Qui plus est, l’Italie est passée désormais au 4e rang des exportateurs mondiaux, devant le Japon, et dégage un excédent commercial de 50 milliards d’euros, là où la France affiche un déficit de 70 milliards. L’Italie reste une terre de petites et moyennes entreprises ( au nombre de 400 000 environ contre 250 000 en France), très orientées sur l’industrie manufacturière et imprégnée de la culture du produit, de son design, de son originalité et de sa commercialisation. Les entreprises italiennes, malgré la concurrence internationale, sont encore très actives dans les activités traditionnelles (habillement, chaussure, cuir, joaillerie, agroalimentaire, ameublement, papeterie, matériaux de construction, etc.) mais aussi plus techniques (petite mécanique, électrotechnique, machines-outils et pièces de rechange, biens électroménagers, etc.), bref dans de nombreux domaines qui permettent de créer de l’emploi et d’équilibrer la balance commerciale.
Le prix de l’électricité est souvent présenté comme un avantage comparatif dont bénéficierait l’industrie française.
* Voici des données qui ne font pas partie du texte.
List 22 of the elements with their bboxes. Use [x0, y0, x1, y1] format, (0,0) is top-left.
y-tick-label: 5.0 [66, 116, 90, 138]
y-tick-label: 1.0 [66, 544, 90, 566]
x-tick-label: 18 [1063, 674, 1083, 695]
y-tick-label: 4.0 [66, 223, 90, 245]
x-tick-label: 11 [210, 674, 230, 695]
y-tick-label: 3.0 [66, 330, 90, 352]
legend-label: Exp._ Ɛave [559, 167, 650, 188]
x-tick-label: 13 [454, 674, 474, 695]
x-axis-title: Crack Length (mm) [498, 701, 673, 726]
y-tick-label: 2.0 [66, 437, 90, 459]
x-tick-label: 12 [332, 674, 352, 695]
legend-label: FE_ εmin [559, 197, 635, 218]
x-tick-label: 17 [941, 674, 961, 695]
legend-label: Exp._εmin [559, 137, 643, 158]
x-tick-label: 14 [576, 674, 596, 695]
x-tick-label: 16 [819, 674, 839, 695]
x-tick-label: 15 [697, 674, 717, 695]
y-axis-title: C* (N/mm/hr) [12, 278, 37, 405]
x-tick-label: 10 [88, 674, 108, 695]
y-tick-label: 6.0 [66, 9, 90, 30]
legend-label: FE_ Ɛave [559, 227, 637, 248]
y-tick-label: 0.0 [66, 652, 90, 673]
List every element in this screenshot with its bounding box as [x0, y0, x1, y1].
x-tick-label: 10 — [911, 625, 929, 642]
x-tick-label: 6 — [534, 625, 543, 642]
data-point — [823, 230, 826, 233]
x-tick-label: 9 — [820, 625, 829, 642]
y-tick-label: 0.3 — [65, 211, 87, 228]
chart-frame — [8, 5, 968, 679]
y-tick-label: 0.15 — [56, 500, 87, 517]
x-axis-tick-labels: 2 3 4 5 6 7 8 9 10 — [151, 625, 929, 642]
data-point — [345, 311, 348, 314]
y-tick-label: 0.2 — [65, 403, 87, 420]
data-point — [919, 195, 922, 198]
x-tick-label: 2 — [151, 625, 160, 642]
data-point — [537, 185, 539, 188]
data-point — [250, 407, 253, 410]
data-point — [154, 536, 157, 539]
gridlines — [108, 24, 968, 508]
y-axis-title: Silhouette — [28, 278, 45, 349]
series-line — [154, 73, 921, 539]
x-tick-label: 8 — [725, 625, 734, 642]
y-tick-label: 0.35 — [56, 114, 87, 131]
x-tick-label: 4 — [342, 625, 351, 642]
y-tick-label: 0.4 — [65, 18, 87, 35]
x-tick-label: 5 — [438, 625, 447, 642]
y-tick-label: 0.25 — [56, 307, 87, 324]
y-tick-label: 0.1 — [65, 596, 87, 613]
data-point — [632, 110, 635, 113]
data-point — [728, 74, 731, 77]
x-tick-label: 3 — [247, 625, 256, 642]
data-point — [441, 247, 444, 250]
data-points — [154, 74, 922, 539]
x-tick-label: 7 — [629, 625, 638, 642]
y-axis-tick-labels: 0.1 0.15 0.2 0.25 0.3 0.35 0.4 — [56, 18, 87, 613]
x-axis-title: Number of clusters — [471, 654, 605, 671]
Il est à noter en effet que, selon les dernières statistiques d’Eurostat, le prix du kWh électrique livré à l’industrie, hors TVA et hors taxes récupérables, si situe en France à un niveau inférieur de 30 % à ce qu’il est en Italie. Mais le dynamisme industriel italien ne s’en trouve pas significativement compromis et les raisons fondamentales en sont donc plus structurelles.
La France, toujours à la recherche de son renouveau industriel, a tendance à ne concevoir cette renaissance qu’au travers de quelques grandes industries et tout particulièrement de celles dans lesquelles ses atouts énergétiques peuvent être valorisés. Elle raisonne en grands projets, en hub industriels, à Fos, à Dunkerque, au Havre…, en essayant d’y créer les conditions qui permettront d’y attirer de grands acteurs internationaux, y compris, aujourd’hui, des data centers. C’est bien, mais n’oublions pas le poids économique et social des petites et moyennes entreprises qui créent l’essentiel de l’emploi et font vivre le tissu local. Ce sont leurs métiers qu’il faut revaloriser, dans les formations de base pour inciter les jeunes à s’engager à nouveau dans les filières industrielles. Un immense effort de simplification et d’allègement des charges est simultanément à entreprendre. La simplification ne peut pas se limiter au relèvement de seuils d’application de réglementations byzantines souvent nées au niveau européen : les grandes entreprises reportent vers leurs fournisseurs et leurs prestataires les obligations qui sont les leurs. Les annexes au moindre contrat prennent aujourd’hui des dimensions hallucinantes et le chef d’entreprise, au lieu de se consacrer à son métier, doit consacrer de plus en plus de temps et de moyens à les analyser, sauf à faire des impasses qui peuvent lui être fatales.
Redonner aux jeunes l’envie de faire carrière dans l’industrie, mettre un terme à l’encalminage de nos entreprises par la réglementation et la taxation et encourager la création de véritable valeur ajoutée devraient être les priorités absolues du prochain quinquennat.